The premise of the therapy provided by this invention is that the rate responsive mechanisms in the heart muscle are enhanced by pacing with episodes of high rates. It is known that in general physiologic mechanisms tend to adapt to changing demands and that, in particular, muscle fibers can be transformed by proper stimulation protocols. In normal subjects, heart rate varies continuously throughout the day, related to the circadian rhythm, breathing, and blood pressure regulation; transients of high rate occur particularly during physical exercise. The variations in heart rate, however, are relatively small in patients with myocardial infarction, coronary artery disease, and in patients with hypertrophy or heart failure. On the other hand, the literature discloses that ventricular relaxation in old rats is much slower than in young rats; but that exercise training led to faster relaxation in the old rats (Gwathmey et al, 1990, J. Appl Phsiol 69: 1366-1371).
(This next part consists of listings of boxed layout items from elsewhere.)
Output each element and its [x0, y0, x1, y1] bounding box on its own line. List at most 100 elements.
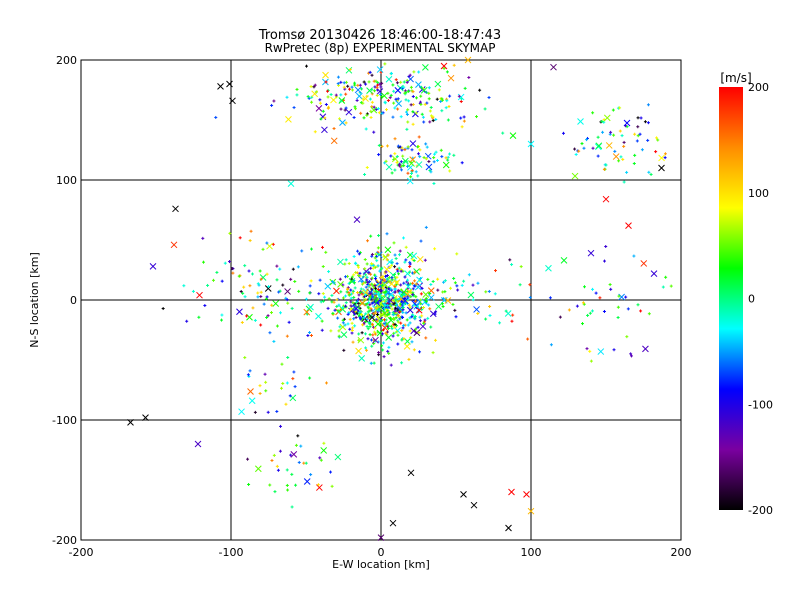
data-point: [385, 330, 389, 334]
data-point: [248, 397, 256, 405]
data-point: [432, 156, 436, 160]
data-point: [407, 99, 411, 103]
data-point: [353, 261, 357, 265]
data-point: [451, 302, 455, 306]
data-point: [365, 262, 369, 266]
data-point: [246, 457, 250, 461]
data-point: [369, 115, 373, 119]
data-point: [365, 275, 369, 279]
data-point: [359, 111, 363, 115]
data-point: [364, 346, 368, 350]
data-point: [355, 98, 359, 102]
data-point: [598, 296, 602, 300]
data-point: [462, 115, 466, 119]
data-point: [664, 275, 668, 279]
data-point: [580, 322, 584, 326]
data-point: [381, 341, 385, 345]
y-tick-label: 200: [56, 54, 77, 67]
data-point: [326, 306, 330, 310]
data-point: [383, 161, 387, 165]
data-point: [385, 274, 389, 278]
data-point: [440, 62, 448, 70]
data-point: [518, 283, 522, 287]
data-point: [418, 315, 422, 319]
data-point: [389, 324, 393, 328]
data-point: [356, 249, 360, 253]
data-point: [352, 273, 356, 277]
data-point: [394, 87, 402, 94]
data-point: [362, 80, 366, 84]
data-point: [467, 291, 475, 299]
data-point: [206, 283, 210, 287]
data-point: [633, 132, 637, 136]
data-point: [393, 306, 397, 310]
data-point: [415, 96, 419, 100]
data-point: [663, 156, 667, 160]
data-point: [361, 101, 365, 105]
data-point: [435, 97, 439, 101]
data-point: [248, 239, 252, 243]
data-point: [419, 239, 423, 243]
data-point: [345, 66, 353, 74]
data-point: [612, 348, 616, 352]
data-point: [384, 274, 388, 278]
data-point: [412, 348, 416, 352]
data-point: [324, 282, 332, 290]
data-point: [575, 304, 579, 308]
data-point: [498, 321, 502, 325]
y-tick-label: 0: [70, 294, 77, 307]
data-point: [378, 269, 382, 273]
data-point: [571, 172, 579, 180]
data-point: [471, 283, 475, 287]
data-point: [387, 300, 391, 304]
data-point: [371, 333, 375, 337]
data-point: [409, 336, 413, 340]
data-point: [354, 86, 362, 94]
data-point: [338, 97, 346, 104]
chart-title: Tromsø 20130426 18:46:00-18:47:43: [258, 28, 501, 43]
data-point: [632, 162, 636, 166]
data-point: [446, 155, 450, 159]
data-point: [272, 339, 276, 343]
data-point: [452, 276, 456, 280]
data-point: [366, 327, 370, 331]
data-point: [356, 83, 360, 87]
data-point: [408, 160, 415, 167]
data-point: [391, 115, 395, 119]
data-point: [365, 324, 369, 328]
data-point: [454, 315, 458, 319]
data-point: [352, 116, 356, 120]
data-point: [511, 313, 515, 317]
data-point: [362, 116, 366, 120]
data-point: [355, 92, 363, 100]
data-point: [306, 334, 310, 338]
data-point: [352, 255, 356, 259]
data-point: [548, 296, 552, 300]
data-point: [658, 154, 665, 162]
data-point: [402, 236, 406, 240]
data-point: [258, 391, 262, 395]
data-point: [278, 449, 282, 453]
data-point: [418, 319, 422, 323]
data-point: [591, 287, 595, 291]
data-point: [348, 68, 352, 72]
data-point: [596, 154, 600, 158]
data-point: [309, 247, 313, 251]
data-point: [393, 265, 397, 269]
data-point: [431, 351, 435, 355]
data-point: [275, 264, 279, 268]
data-point: [396, 333, 400, 337]
data-point: [392, 299, 396, 303]
data-point: [445, 70, 449, 74]
data-point: [406, 145, 410, 149]
data-point: [294, 483, 298, 487]
data-point: [383, 291, 387, 295]
data-point: [442, 161, 450, 169]
data-point: [240, 320, 244, 324]
data-point: [406, 306, 414, 314]
data-point: [238, 236, 242, 240]
data-point: [372, 361, 376, 365]
data-point: [266, 314, 270, 318]
data-point: [358, 291, 362, 295]
data-point: [504, 309, 508, 313]
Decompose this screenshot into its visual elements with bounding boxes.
The enhanced relaxation may be a long-term adaptation to the transient heart rate increases during exercise. Insulin is an important hormone in the regulation of normal cell growth and differentiation. There are indications that in animals with myocardial hypertrophy insulin may prevent or delay the transition to heart failure. (Rupp et al, 1988, Biochem Biophys Res Comm 156:917-923). It has been suggested that exercise may increase the insulin sensitivity in the heart. (Roubenoff and Rall, 1993). Therefore, periodic high rate pacing may increase the insulin sensitivity in the heart.
It is to be noted that there are potential adverse effects to high rate pacing, which the system and method of this invention must take into account. In the chronic ischemic heart, high rate pacing may lead to increased diastolic pressure, indicating calcium overload and damage of the muscle fibers. For this reason, the disclosed therapy may not be applicable to such patients. For a patient with CHF where the therapy is applied without exercise and concomitant activation of skeletal muscles, the result is an increase in oxygen consumption in the heart only, i.e., general hypoxia in the body will not occur. In failing hearts with relatively normal coronary arteries end-diastolic volume and pressure decrease with increasing heart rate; this may improve cardiac blood supply. However, in patients with advanced CHF, the endocardial coronary reserve is often exhausted. Therefore, the therapy provided by this invention may not apply to patients with end-stage failure, and in any event the maximum pacing rate applied must be adjusted for each patient so as to maintain it below the rate at which myocardial hypoxia develops.